Di dalam kamar, aku melepaskan semua beban yang kurasakan. Duduk di tepi tempat tidur, aku memandang foto diriku bersama Wu Hao yang masih tergantung di dinding. Ingatan tentang kebahagiaan kami yang dulu terasa seperti duri yang menusuk hatiku. Air mata mulai mengalir tanpa bisa kutahan.

"Bodohnya aku, kenapa dulu aku begitu percaya padanya? ah laki-laki berengsek" pikirku dengan pahit. Kenangan tentang pengkhianatan Wu Hao kembali menghantuiku. Bagaimana Wu Hao, pria yang kucintai dan percayai sepenuh hati, bisa berselingkuh dan menghancurkan semuanya? Bahkan setelah perceraianku, bekas luka itu masih belum sembuh.

Aku menghapus air mata dengan punggung tangan dan menarik napas dalam-dalam. Aku tidak bisa terus-menerus meratapi nasib. Ada hal-hal yang harus kupikirkan dan kerjakan. Misalnya, bagaimana caranya membuat restoranku kembali ramai. Aku berusaha mengingat semua masukan dan saran yang pernah kuterima dari teman-temanku, pelanggan, dan bahkan dari Matcha.

Matcha. Nama itu membuat hatiku sedikit hangat. Matcha selalu ada untukku, memberikan dukungan dan kata-kata penyemangat. Bahkan ketika hidup terasa begitu berat, kehadiran Matcha selalu bisa membuatku merasa sedikit lebih baik. Mungkin, hanya mungkin, ada jalan keluar dari semua ini.

Keesokan harinya, aku bangun dengan tekad baru. Aku memutuskan untuk mencoba pendekatan yang berbeda untuk menyelamatkan restoranku. Setelah sarapan cepat, aku duduk di depan laptop dan mulai mencari ide-ide promosi yang inovatif. Menelusuri forum-forum kuliner, membaca artikel tentang strategi bisnis restoran, dan mengumpulkan semua informasi yang mungkin berguna.

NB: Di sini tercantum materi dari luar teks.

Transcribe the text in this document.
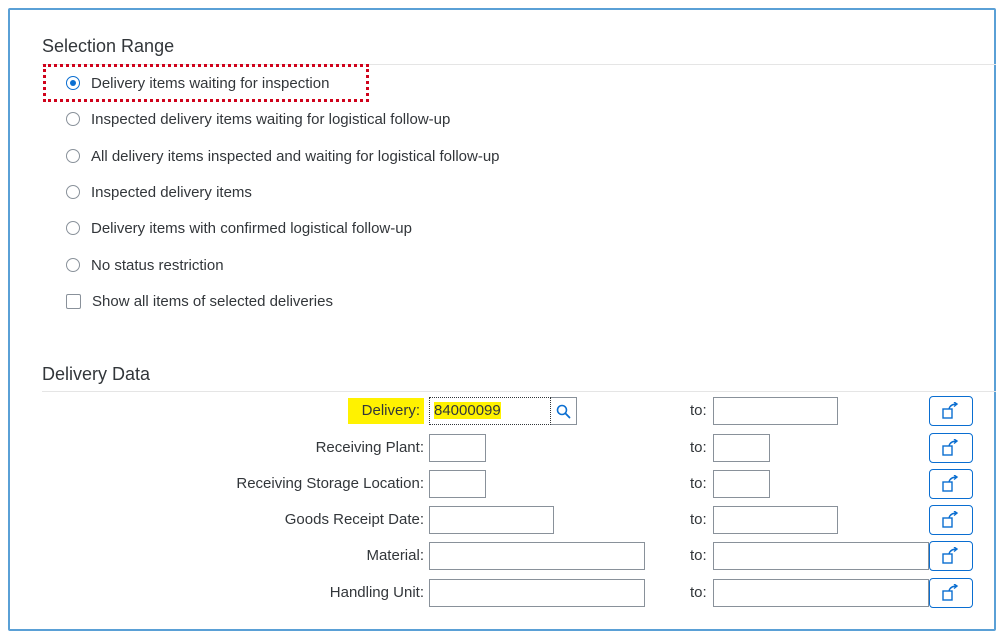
Selection Range
Delivery items waiting for inspection
Inspected delivery items waiting for logistical follow-up
All delivery items inspected and waiting for logistical follow-up
Inspected delivery items
Delivery items with confirmed logistical follow-up
No status restriction
Show all items of selected deliveries
Delivery Data
Delivery: 84000099	to:
Receiving Plant:	to:
Receiving Storage Location:	to:
Goods Receipt Date:	to:
Material:	to:
Handling Unit:	to:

Pintu rumah diketuk kencang, pagi-pagi buta seperti ini membuatku bertanya siapa orang yang berada di balik pintu tersebut. Aku membuka pintu dan ternyata itu adalah Matcha yang datang dengan terburu-buru. Kemudian dia mengatakan suatu hal yang membuatku sangat kaget. "Vanilla, ayo kita menikah, kamu mau kan?"